"Silete Theologi in munere alieno"
Quei filosofi (un po’ provinciali) che vogliono insegnare medicina…
Se proprio si vuole assaporare qualcosa di sovietico nella questione dei vaccini, non è certo nei foglietti verdi richiesti per circolare che essa si rintraccia. Dell’impero dell’est, quello che sta tornando in vita è semmai il vecchio, malandato Diamat, che oggi si propone a media unificati secondo una versione biopolitica coltivata nel cuore teorico del nord-est. Infatti solo a una qualche variante italica (e quindi con una venatura provinciale) della filosofia poteva venire in mente di ingaggiare con gli scienziati una disputa per indicare loro il Vero.
E i medici, che rispondono punto per punto a degli spaesati scolari di un Hegel redivivo che si sono convinti di possedere una enciclopedia delle scienze filosofiche in compendio (insomma: la Krisis finalmente riassorbita dalla Totalità del pensiero positivo bio-teologico), avrebbero fatto molto meglio a risolvere la disputa limitandosi a riformulare il celebre monito di Alberico Gentili recuperato anche da Schmitt: “Silete Theologi in munere alieno”. (tacete, teologi, sugli argomenti che non vi riguardano, traduzione del redattore). In termini esortativi analoghi si espresse anche Copernico che intimava appunto il silenzio della metascienza della teologia in nome dell’autonomia della scienza che parla solo il linguaggio tecnico della matematica.
I virologi avrebbero dovuto semplicemente invitare i bioteologi odierni a tacere attorno a questioni che non sono di loro competenza. La forma del talk dà di volta alle menti e, saltellando da un divano all’altro, è facile per chi diviene l’icona della legge televisiva arrivare a persuadersi di tenere in tasca l’intero scibile. Nessuno statuto scientifico speciale più esiste, Gruber o Berlinguer sono le post-moderne accademie delle scienze che autorizzano a svolazzare su tutti i misteri del creato. Questo è il vero nichilismo contemporaneo. E’ la dittatura del relativismo della chiacchiera, altro che biopotere che comprime le libertà in nome dello stato di eccezione.

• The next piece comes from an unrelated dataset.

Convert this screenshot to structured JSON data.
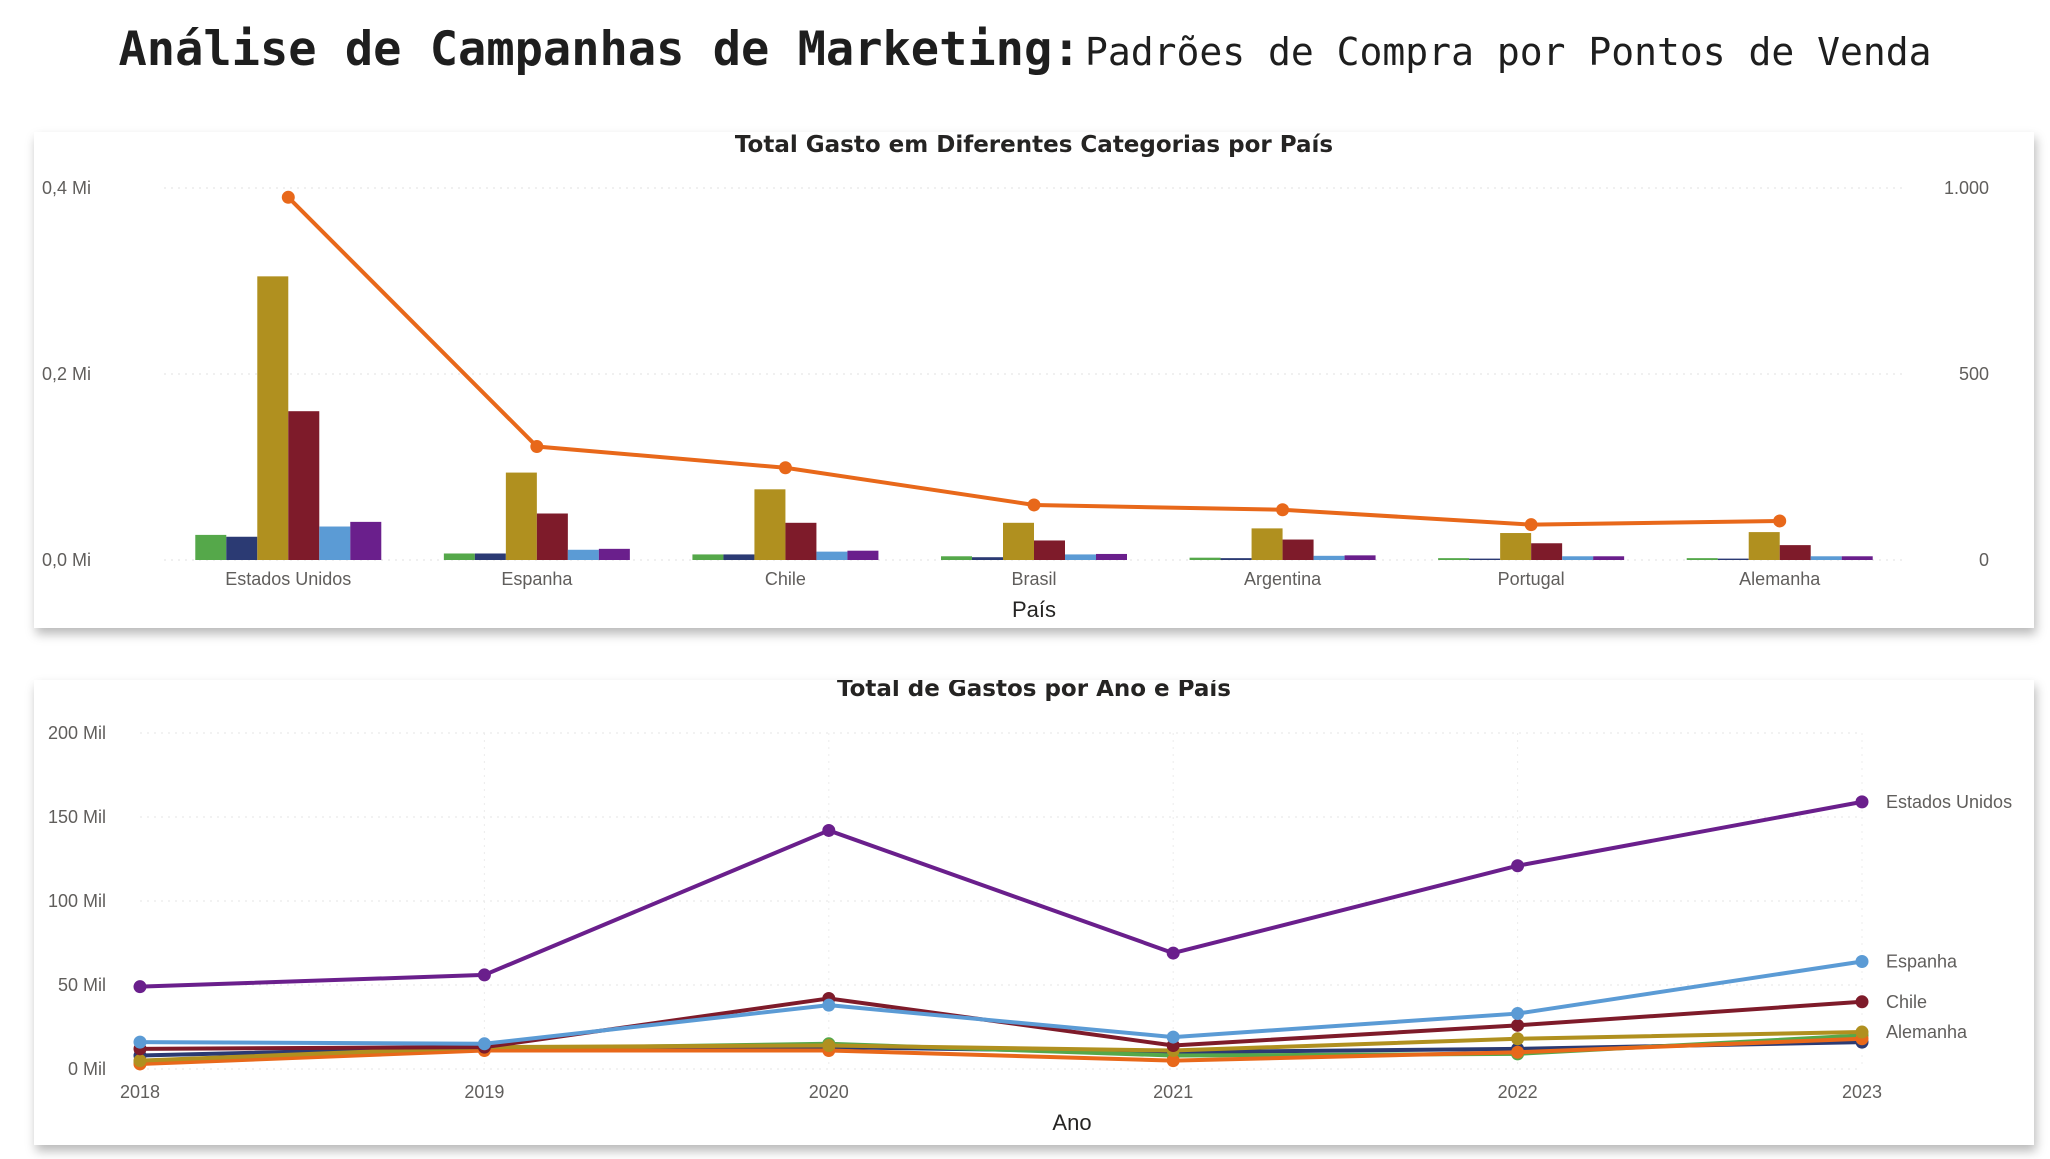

La questione del rapporto tra tecnica e politica l’affrontò in maniera del tutto trasparente già Marsilio da Padova e c’è poco da aggiungere alle sue parole. “Il medico offre un parere tecnico sulla salute fisica degli uomini senza detenere nei loro confronti alcun potere coattivo”. Il comitato scientifico consiglia, il potere politico decide con minore o maggiore efficacia. Nulla di nuovo è accaduto e nessun simbolo autoritario e repressivo si rintraccia nel governo democratico della situazione di emergenza sanitaria.
Bene ha fatto il presidente Mattarella, con il suo implicito “No Max”, a impartire una vera e propria lezione di filosofia del diritto. Non esiste, entro una convivenza politicamente organizzata, la libertà di violare il corpo altrui. Rivendicare la (sia pure ipotetica) libertà di contagiare gli altri, e di determinare una infinita situazione di pandemia, non è propriamente un diritto. Sarebbe un diritto folle quello di minare la salute pubblica (e dunque l’economia, la scuola, il divertimento, lo sport), e già Rousseau spiegava che la follia non costituisce mai diritto.
Dai tempi di Hobbes la modernità politica stabilisce un nesso ineludibile e fondativo tra il sovrano e la vita. Costituisce infatti la ragione istitutiva dell’artificio politico lo sforzo pattizio per costruire con il diritto sanzionabile il rimedio alla paura, alla minaccia che grava sul corpo e rende vulnerabile la sua sicurezza immediata. Il grande conservatore della vita, che è lo Stato legale-razionale, verrebbe meno alla sua stessa ragion d’essere primaria se consentisse, entro un territorio ricoperto con lo scudo del sovrano, di morire di morte procurata da un altro corpo che rifiuta la reciprocità dell’immunizzazione in nome di una aporetica sovranità privata di gestire il rischio che ricade non solo sull’Ego ma anche sull’Alter.
Neanche l’Unico di Stirner rivendicherebbe mai sensatamente la assurda libertà di poter nuocere alla esistenza corporale altrui senza l’assunzione del dovere di limiti ragionevoli per cui le licenze individuali si arrestano nella sfera esterna quando possono distruggere le condizioni basilari del vivere in comune. Nemmeno può essere invocata la tolleranza di altri soggetti che consentono al portatore potenziale di minaccia virale di frequentare fabbriche, uffici, luoghi pubblici, studi televisivi. E’ infatti in gioco una questione pubblica, e nessun accordo tra privati può negoziare limitazioni e deroghe speciali. I cultori della “Italian Theory” rivendicano una originaria estraneità al problema della sovranità che li conduce pericolosamente verso la condivisione di argomenti che risuonano nelle piazze della ribellione selvaggia.